AOL Deal Chatter in Wall Street's Focus
Amid talk that the online company led by CEO Tim Armstrong could go private, one analyst says the firm could end up selling its access business.
NEW YORK - Since AOL's recent second-quarter earnings conference call, during which management lowered its full-year outlook, investors seem to have lost patience with the turnaround strategy of CEO Tim Armstrong.
The stock recently hit its lowest point since the separation from Time Warner, and Wall Street observers say that chatter over the past couple of weeks has been that the online company could sell itself or at least parts.

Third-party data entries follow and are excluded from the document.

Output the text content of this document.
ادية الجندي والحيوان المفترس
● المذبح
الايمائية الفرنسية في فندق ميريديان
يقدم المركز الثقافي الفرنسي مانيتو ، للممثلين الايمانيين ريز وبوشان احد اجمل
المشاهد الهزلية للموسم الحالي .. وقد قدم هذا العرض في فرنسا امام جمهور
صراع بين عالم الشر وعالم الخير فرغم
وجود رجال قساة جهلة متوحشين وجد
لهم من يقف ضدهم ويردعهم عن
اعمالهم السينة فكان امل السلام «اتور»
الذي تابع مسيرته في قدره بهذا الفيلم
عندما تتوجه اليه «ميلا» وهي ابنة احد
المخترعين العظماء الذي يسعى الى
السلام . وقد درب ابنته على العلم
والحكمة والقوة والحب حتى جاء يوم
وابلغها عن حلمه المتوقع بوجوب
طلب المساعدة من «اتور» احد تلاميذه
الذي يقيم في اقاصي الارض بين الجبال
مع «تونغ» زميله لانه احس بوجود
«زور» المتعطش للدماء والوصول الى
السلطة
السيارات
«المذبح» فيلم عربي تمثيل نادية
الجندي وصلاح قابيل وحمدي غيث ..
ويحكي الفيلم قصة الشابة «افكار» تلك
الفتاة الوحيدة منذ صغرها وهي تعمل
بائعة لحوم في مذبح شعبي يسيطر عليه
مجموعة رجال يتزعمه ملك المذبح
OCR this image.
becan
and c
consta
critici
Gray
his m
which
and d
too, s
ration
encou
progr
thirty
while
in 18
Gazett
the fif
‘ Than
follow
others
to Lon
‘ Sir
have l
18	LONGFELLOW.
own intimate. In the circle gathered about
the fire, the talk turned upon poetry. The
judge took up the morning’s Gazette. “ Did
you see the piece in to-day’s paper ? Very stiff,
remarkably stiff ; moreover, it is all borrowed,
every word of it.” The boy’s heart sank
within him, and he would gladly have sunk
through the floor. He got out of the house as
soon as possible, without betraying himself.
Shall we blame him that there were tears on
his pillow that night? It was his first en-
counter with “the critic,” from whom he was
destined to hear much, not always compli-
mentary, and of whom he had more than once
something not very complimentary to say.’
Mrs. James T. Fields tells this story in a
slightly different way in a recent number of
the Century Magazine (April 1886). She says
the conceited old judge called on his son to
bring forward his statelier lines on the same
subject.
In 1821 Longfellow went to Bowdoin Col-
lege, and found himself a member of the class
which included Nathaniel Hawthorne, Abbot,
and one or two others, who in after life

AOL officials confirm that the company regularly holds strategy talks with investment banks that it has on retainer, but it says no deal is on the table or being discussed. On Wednesday, the New York Post reported that in its talks with its bankers, AOL has explored the topic of going private in a potential deal with a private equity firm. (link) An AOL spokeswoman declined comment, saying the company doesn't comment on rumor and speculation.
Wall Street observers said going private would allow AOL to focus on its turnaround efforts without scrutiny from the stock market, potentially allowing it to be bolder.

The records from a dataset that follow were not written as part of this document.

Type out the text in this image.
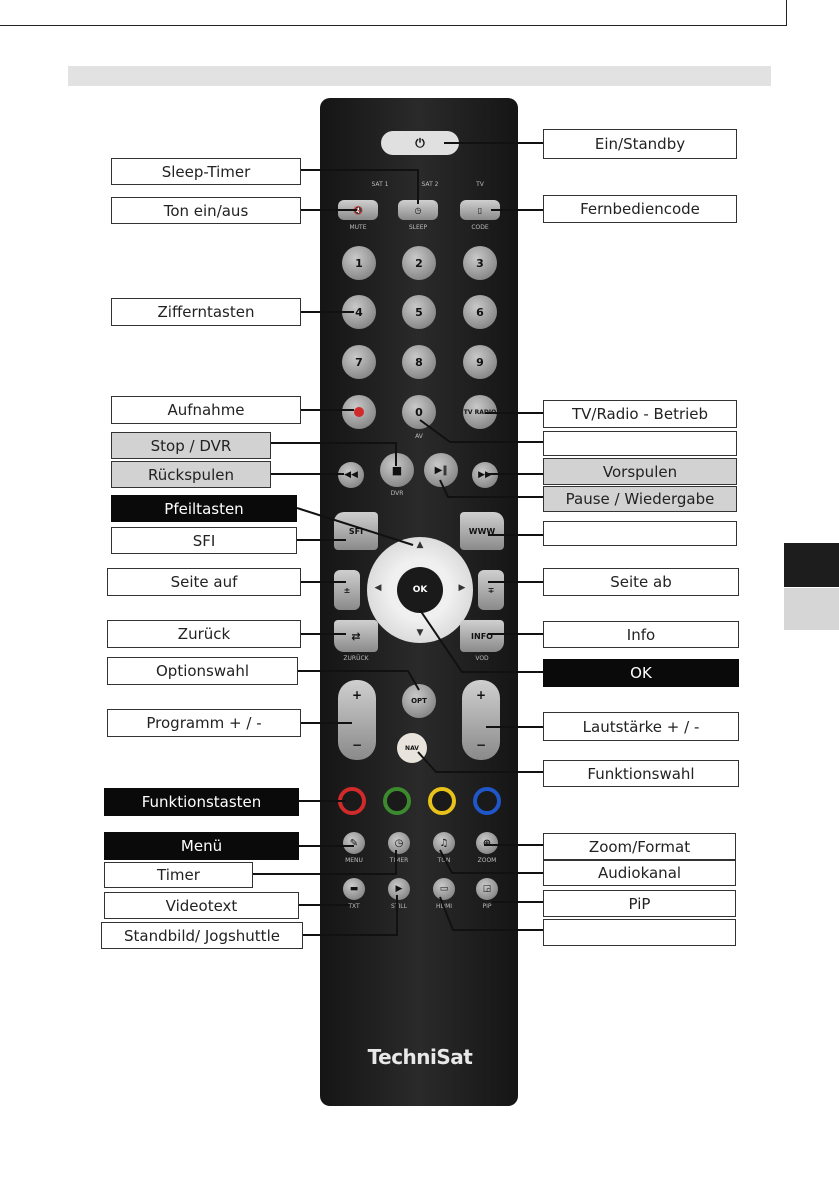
⏻
SAT 1	SAT 2	TV
🔇	◷	▯
MUTE	SLEEP	CODE
1	2	3
4	5	6
7	8	9
0	TV RADIO
AV
◀◀	■
DVR
▶‖	▶▶
SFI	WWW
±	∓
▲
▼
◀	▶
OK
⇄	INFO
ZURÜCK	VOD
OPT
+
−
+
−
NAV
✎	◷	♫	⊕
MENU	TIMER	TON	ZOOM
▬	▶	▭	◲
TXT	STILL	HDMI	PIP
TechniSat
Sleep-Timer
Ton ein/aus
Zifferntasten
Aufnahme
Stop / DVR
Rückspulen
Pfeiltasten
SFI
Seite auf
Zurück
Optionswahl
Programm + / -
Funktionstasten
Menü
Timer
Videotext
Standbild/ Jogshuttle
Ein/Standby
Fernbediencode
TV/Radio - Betrieb
Vorspulen
Pause / Wiedergabe
Seite ab
Info
OK
Lautstärke + / -
Funktionswahl
Zoom/Format
Audiokanal
PiP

Barclays Capital analyst Ronald Josey on Wednesday outlined a different scenario though in a report entitled "Will AOL Go Private? Downside Limited." Reiterating his "equal weight" rating and $15 price target on the stock, he said: "We believe AOL could be exploring the potential to sell [its Internet] access [business] and in so doing is working through other options, including a take-private scenario. But given recent open-market buying [of stock] by AOL's board of directors, we believe a full private transaction is not imminent."
Analysts have in the past suggested a sale of the access portion of AOL could make sense. " If AOL were to sell its access business, we could envision an approach similar to that of the sale of its German access businesses in 2007 whereby AOL divested its subscriber billing relationships, but retained the right to continue delivering content," said Josey.

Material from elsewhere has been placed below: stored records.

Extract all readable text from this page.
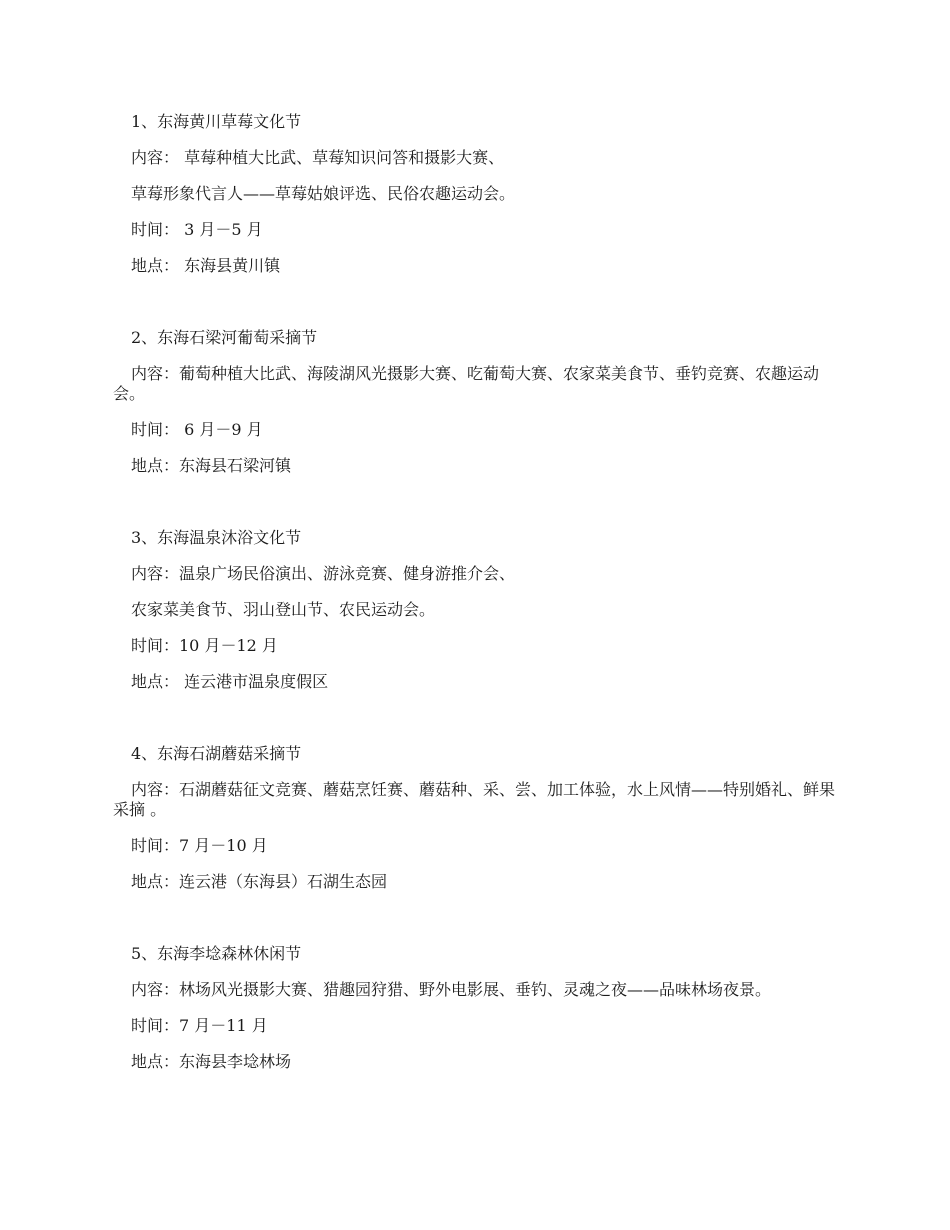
1、东海黄川草莓文化节
内容： 草莓种植大比武、草莓知识问答和摄影大赛、
草莓形象代言人——草莓姑娘评选、民俗农趣运动会。
时间： 3 月－5 月
地点： 东海县黄川镇
2、东海石梁河葡萄采摘节
内容：葡萄种植大比武、海陵湖风光摄影大赛、吃葡萄大赛、农家菜美食节、垂钓竞赛、农趣运动会。
时间： 6 月－9 月
地点：东海县石梁河镇
3、东海温泉沐浴文化节
内容：温泉广场民俗演出、游泳竞赛、健身游推介会、
农家菜美食节、羽山登山节、农民运动会。
时间：10 月－12 月
地点： 连云港市温泉度假区
4、东海石湖蘑菇采摘节
内容：石湖蘑菇征文竞赛、蘑菇烹饪赛、蘑菇种、采、尝、加工体验，水上风情——特别婚礼、鲜果采摘 。
时间：7 月－10 月
地点：连云港（东海县）石湖生态园
5、东海李埝森林休闲节
内容：林场风光摄影大赛、猎趣园狩猎、野外电影展、垂钓、灵魂之夜——品味林场夜景。
时间：7 月－11 月
地点：东海县李埝林场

AOL's 3.4 million access subscribers as of mid-year could be worth $850 million, "which could be viewed as conservative" when compared to the market value of such competitors as Earthlink and United Online, he wrote.
While investors are "essentially getting a free call option on AOL's content assets," the analyst maintained his rating on AOL, which is similar to a "neutral," citing increased competition and the hope for revenue benefits from new investments.
As of 3pm ET, AOL's stock was up 2.6 percent at $15.71, giving the company a market value of $1.68 billion.